Parents often just throw their hands up in the air and relinquish all the power to their children’s peers. Yes, peers have a huge amount of influence but if parents have that whole leadership role figured out, peers become much less important.
I didn’t realize it at the time but my Mom had that figured out yet I have no memory of her ever telling me what to do or criticizing me. She used statements such as, “I always know you’ll make the right decision Sweetie”. Such statements gave me confidence and also guilt if I didn’t do the right thing … brilliant.
My style was very diffeent with my kids, yet it was the same idea. Build them up so they’ll do what’s right. My son used to say that whenever he’d consider doing the wrong thing my voice was in the back of his head saying, “You could never disappoint me Sweetie”. That voice in his head was what enabled me to sleep at night when he was out partying.

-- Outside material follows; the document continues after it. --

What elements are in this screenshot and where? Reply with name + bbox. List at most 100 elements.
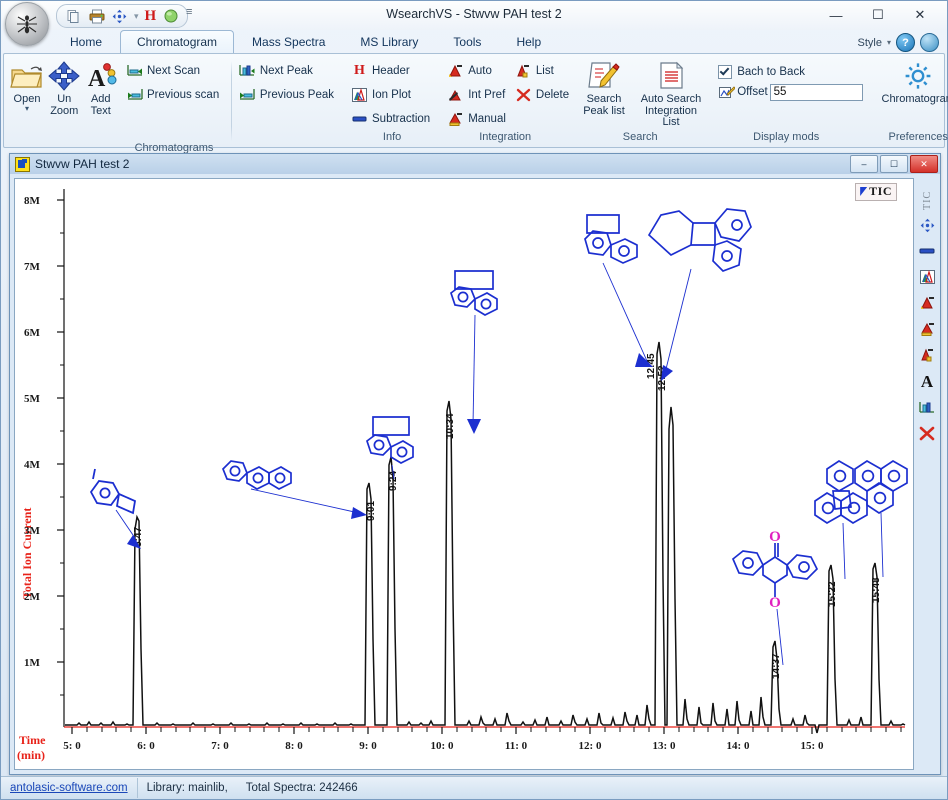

It has a whiff of that good old fashioned Jewish Mother’s Guilt with a lot of confidence and self-esteem building thrown into the mix.
Peers don’t have anything like that going for them. They have social power, but that can’t make kids do drugs or anything else that just doesn’t feel right. The difference is that they don’t respect peers. They may want to be like them, be afraid of them, need them … but they aren’t their yardstick for their self-esteem. You are, and that’s where your power comes from.